Here’s how I went about writing my own syllabus.

  1. Do this with a partner. It’s great to create this “syllabus” yourself, but if you can do this with a business partner, advisor or your spouse, you’ll each push the other person to really nail the questions you’d like to know. For me, I found a group of Georgetown students willing to go through this with me – and it’s been amazing to have a smart group to talk to weekly and map out the questions and the answers.

  2. Write out a list of questions. It can be general knowledge about your sector or more specific regarding user acquisition costs from a particular channel. But basically you are laying out a key list of questions. I’ve found the Business Model Canvas to be a helpful guide to help focus the questions on what’s useful or key for the business – but it doesn’t really matter, just use something to help frame the questions you’d like to know. You can start with an open white board and brainstorm the questions.

  3. Assign a question to a week – and limit this plan to 45-60 days initially. You need something to focus on because you can’t just dive into every facet, so rank your questions by most important or most interesting to least important or least interesting. Then assign them to that week. Write this down in your calendar. We used Roman Voting to decide what was most interesting and when to tackle it – and crafted an 8 week plan.

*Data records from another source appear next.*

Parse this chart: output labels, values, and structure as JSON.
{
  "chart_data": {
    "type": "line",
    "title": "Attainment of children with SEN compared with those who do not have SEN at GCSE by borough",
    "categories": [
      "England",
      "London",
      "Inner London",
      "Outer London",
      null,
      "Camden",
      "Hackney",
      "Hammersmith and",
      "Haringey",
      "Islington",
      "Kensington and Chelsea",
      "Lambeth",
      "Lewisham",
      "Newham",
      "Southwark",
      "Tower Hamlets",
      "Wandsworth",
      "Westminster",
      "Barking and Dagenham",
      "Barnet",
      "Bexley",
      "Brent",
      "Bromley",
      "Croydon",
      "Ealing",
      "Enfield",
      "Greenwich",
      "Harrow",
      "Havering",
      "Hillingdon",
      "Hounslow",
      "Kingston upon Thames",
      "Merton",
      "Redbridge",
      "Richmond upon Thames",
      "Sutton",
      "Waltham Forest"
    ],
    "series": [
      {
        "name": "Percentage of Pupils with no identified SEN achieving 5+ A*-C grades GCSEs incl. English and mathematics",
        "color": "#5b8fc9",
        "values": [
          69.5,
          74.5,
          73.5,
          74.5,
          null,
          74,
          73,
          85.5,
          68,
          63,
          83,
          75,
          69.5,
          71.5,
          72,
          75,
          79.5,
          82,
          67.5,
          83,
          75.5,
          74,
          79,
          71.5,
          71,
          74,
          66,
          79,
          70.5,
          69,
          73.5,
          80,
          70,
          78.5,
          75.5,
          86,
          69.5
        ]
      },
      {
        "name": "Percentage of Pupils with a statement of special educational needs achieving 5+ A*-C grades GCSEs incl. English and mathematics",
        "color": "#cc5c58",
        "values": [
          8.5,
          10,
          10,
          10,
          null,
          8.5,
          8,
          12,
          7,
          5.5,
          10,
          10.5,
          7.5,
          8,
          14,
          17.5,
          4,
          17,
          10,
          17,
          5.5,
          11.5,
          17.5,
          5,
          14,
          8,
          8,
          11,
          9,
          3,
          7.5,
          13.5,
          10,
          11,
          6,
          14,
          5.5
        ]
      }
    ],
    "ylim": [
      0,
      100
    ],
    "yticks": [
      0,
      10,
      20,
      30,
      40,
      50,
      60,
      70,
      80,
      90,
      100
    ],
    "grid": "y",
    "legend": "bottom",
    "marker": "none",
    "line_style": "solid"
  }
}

  4. Come up with a plan to answer the question. This may seem difficult or challenging, but turns out if you can ask the question, then there is probably someone who can answer it. Find those people and get time on their calendars. Or run an experiment using a survey, an A/B test or whatever. Just figure out how to give yourself some insights into that question. My group has started with an overall “what do we need to do to answer this” and then broken it down among the group. Divide and conquer…

  5. Present the findings weekly to someone. Again, this doesn’t have to be something formal, but more the act of presenting it can be incredibly helpful. My spouse Allison is incredibly thoughtful and pushes me beyond the obvious – so I use her to run things by. But again, this can be an advisor, a friend, a business partner or anyone you trust. The key is cadence – regular and routine makes you feel like you are checking off boxes and getting closer to an answer.

It’s hard to figure out what to do next, when to do it and how to keep moving forward. But I’ve found that a startup idea is very similar to a college course – you are trying to discover answers to open questions. So simply imagine your startup idea or business concept is a class – where you are responsible for learning everything you need to get an A at the end. If you structure your time and your energy around answering the key questions you’d want to know for a course, you’ll find that it helps focus you and give you a clear path. I’ve found scheduling a weekly meeting with a few core people – just as if this was a class – helps you stay focused and on task each week.

Build your startup syllabus. It’s been a huge help for me. Anyone else had any luck with that approach?


Side Note: There are more formal programs out there like the Lean LaunchPad, NEXT powered by Startup Weekend or Lean Startup Machine. Those work great as well and in some ways utilize similar principles. For those people that don’t have access to those formal programs, this is a great alternative to consider.